TPC-Havoc Benchmark¶

Tags advanced concept tpc-havoc tpc-h custom-benchmark

Overview¶

TPC-Havoc is an experimental benchmark designed to stress-test query optimizer robustness through syntactic variations. It generates 10 semantically equivalent but syntactically different versions of each TPC-H query, creating 220 total query variants that should produce identical results but may exhibit different execution plans and performance characteristics.

Status: Experimental - Under active development

Purpose and Motivation¶

The Optimizer Consistency Problem¶

Modern query optimizers are expected to recognize semantically equivalent queries and produce similar execution plans regardless of how the SQL is written. However, in practice, optimizers often exhibit significant performance variations based on syntax choices that shouldn’t matter.
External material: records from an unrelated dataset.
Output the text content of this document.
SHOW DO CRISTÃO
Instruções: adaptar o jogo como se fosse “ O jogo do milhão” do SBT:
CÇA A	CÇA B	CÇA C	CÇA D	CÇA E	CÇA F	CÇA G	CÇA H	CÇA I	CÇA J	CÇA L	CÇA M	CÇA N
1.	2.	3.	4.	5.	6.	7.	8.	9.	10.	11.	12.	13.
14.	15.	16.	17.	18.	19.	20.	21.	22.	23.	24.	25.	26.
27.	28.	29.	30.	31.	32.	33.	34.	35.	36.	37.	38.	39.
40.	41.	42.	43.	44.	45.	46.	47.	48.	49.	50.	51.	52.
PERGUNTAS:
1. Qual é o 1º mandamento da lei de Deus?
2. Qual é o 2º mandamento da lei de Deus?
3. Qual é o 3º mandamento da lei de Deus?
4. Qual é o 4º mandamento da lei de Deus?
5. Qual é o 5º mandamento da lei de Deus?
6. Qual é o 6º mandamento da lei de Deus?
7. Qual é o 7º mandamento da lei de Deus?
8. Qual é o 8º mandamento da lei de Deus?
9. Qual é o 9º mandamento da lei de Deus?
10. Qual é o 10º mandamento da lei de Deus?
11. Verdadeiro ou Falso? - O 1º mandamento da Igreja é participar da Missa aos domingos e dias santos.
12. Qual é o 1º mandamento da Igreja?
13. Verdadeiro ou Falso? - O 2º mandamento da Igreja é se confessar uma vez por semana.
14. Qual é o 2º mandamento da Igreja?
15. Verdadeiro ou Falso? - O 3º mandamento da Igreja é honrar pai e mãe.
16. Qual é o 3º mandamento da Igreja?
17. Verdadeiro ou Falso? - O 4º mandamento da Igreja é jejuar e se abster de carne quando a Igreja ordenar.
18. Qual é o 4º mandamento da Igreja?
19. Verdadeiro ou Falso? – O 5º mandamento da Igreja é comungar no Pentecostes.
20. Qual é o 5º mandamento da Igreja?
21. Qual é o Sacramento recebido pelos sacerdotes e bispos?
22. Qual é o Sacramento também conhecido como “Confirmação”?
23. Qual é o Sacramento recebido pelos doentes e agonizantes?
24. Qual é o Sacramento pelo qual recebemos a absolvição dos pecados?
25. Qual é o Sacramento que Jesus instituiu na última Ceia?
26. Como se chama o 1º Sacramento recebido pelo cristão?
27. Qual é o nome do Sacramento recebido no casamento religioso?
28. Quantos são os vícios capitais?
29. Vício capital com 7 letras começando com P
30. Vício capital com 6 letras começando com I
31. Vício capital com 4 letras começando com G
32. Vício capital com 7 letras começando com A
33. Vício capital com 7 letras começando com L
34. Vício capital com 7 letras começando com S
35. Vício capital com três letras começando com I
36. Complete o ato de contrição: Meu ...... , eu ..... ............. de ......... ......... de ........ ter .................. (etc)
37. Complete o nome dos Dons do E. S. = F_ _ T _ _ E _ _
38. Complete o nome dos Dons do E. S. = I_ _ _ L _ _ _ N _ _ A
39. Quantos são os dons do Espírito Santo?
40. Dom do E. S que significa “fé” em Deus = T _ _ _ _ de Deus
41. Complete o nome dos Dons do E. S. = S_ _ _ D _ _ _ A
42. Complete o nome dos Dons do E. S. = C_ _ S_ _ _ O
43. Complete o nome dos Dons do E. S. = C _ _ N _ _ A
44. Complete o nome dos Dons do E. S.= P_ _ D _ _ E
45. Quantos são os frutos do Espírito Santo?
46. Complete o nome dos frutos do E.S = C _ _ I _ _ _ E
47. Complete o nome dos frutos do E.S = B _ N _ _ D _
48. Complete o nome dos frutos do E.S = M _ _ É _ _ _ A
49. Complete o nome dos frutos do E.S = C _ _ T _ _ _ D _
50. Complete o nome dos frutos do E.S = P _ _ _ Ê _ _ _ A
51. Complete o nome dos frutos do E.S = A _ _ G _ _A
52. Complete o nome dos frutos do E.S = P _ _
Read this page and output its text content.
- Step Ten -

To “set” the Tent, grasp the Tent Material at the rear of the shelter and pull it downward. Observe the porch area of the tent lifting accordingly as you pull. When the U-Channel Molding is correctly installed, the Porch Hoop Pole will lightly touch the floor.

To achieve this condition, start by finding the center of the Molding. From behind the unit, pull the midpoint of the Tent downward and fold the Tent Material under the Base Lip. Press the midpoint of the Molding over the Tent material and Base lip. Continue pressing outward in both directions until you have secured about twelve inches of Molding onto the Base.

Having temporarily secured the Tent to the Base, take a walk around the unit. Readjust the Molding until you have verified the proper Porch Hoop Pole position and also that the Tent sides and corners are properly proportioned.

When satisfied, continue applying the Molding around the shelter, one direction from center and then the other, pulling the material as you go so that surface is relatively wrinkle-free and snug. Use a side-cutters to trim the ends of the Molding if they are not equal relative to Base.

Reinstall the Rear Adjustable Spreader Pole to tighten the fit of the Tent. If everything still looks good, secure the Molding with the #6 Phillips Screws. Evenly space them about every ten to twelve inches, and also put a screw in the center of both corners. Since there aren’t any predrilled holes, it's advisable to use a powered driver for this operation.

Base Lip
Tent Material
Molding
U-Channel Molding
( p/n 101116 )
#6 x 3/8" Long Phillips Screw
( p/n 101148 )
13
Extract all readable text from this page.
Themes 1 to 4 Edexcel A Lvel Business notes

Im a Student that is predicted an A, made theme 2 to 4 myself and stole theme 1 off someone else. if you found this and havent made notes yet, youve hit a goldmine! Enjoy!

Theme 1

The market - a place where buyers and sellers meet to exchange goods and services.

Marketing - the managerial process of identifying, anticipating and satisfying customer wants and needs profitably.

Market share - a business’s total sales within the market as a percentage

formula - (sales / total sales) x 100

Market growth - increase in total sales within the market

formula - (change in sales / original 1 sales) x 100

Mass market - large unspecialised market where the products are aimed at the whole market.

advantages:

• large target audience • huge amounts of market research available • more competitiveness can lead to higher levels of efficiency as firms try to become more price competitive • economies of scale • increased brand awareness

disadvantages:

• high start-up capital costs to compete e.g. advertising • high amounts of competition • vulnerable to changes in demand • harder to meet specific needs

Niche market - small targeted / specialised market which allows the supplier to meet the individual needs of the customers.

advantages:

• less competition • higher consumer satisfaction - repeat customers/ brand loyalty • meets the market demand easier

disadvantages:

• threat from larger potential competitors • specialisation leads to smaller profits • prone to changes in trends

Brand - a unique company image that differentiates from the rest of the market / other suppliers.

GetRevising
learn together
Example: These three queries are semantically identical but may perform very differently:

-- Variant 1: Correlated subquery
SELECT c_name, c_acctbal
FROM customer
WHERE c_acctbal > (SELECT AVG(c_acctbal) FROM customer);

-- Variant 2: WITH clause
WITH avg_balance AS (SELECT AVG(c_acctbal) AS avg_bal FROM customer)
SELECT c_name, c_acctbal
FROM customer, avg_balance
WHERE c_acctbal > avg_bal;

-- Variant 3: Window function
SELECT c_name, c_acctbal
FROM (
    SELECT c_name, c_acctbal, AVG(c_acctbal) OVER () AS avg_bal
    FROM customer
) WHERE c_acctbal > avg_bal;

A mature optimizer should recognize these equivalences and produce similar plans. TPC-Havoc systematically tests whether this holds across hundreds of query variations.

Why This Matters¶

Optimizer Validation: Identifies weaknesses in query optimization logic
Performance Predictability: Reveals when syntax choices cause unexpected slowdowns
SQL Portability: Tests whether queries perform consistently across syntax styles
Developer Guidance: Shows which SQL patterns are well-optimized vs problematic
Regression Detection: Catches optimizer regressions across database versions

How It Works¶

Transformation Patterns¶

TPC-Havoc applies 10 universal SQL transformation patterns to each TPC-H query:

Scalar Subqueries: Convert aggregations to correlated scalar subqueries in SELECT
HAVING Clauses: Add post-aggregation filtering even when logically redundant
Explicit JOINs: Convert implicit joins to explicit INNER/LEFT JOIN syntax
UNION Operations: Split complex logic into separate queries combined via UNION
Common Table Expressions: Use WITH clauses to pre-compute intermediate results
Derived Tables: Wrap queries in inline views for step-by-step computation
Computed Columns: Pre-calculate complex expressions in CTEs
WHERE IN/EXISTS: Convert between IN lists, EXISTS, and JOIN patterns
Window Functions: Replace GROUP BY aggregations with window functions
CASE Expressions: Add conditional processing throughout the query

Variant Generation¶

Each TPC-H query undergoes systematic transformation:

TPC-H Query 1 (Revenue by lineitem)
    ├── Q1_V1: Scalar subqueries variant
    ├── Q1_V2: HAVING clause variant
    ├── Q1_V3: Explicit JOINs variant
    ├── ...
    └── Q1_V10: CASE expressions variant

Result: 10 variants that must produce identical results

This process repeats for all 22 TPC-H queries, yielding 220 total query variants.

Quick Start¶

from benchbox import TPCHavoc

# Initialize benchmark (inherits TPC-H data and schema)
benchmark = TPCHavoc(scale_factor=1.0)

# Generate TPC-H data (same as TPC-H benchmark)
benchmark.generate_data()

# Load to database
import duckdb
conn = duckdb.connect(":memory:")
benchmark.load_data_to_database(conn)

# Get original TPC-H Query 1
original_q1 = benchmark.get_query("Q1")

# Get all 10 variants of Query 1
variants_q1 = [benchmark.get_query(f"Q1_V{i}") for i in range(1, 11)]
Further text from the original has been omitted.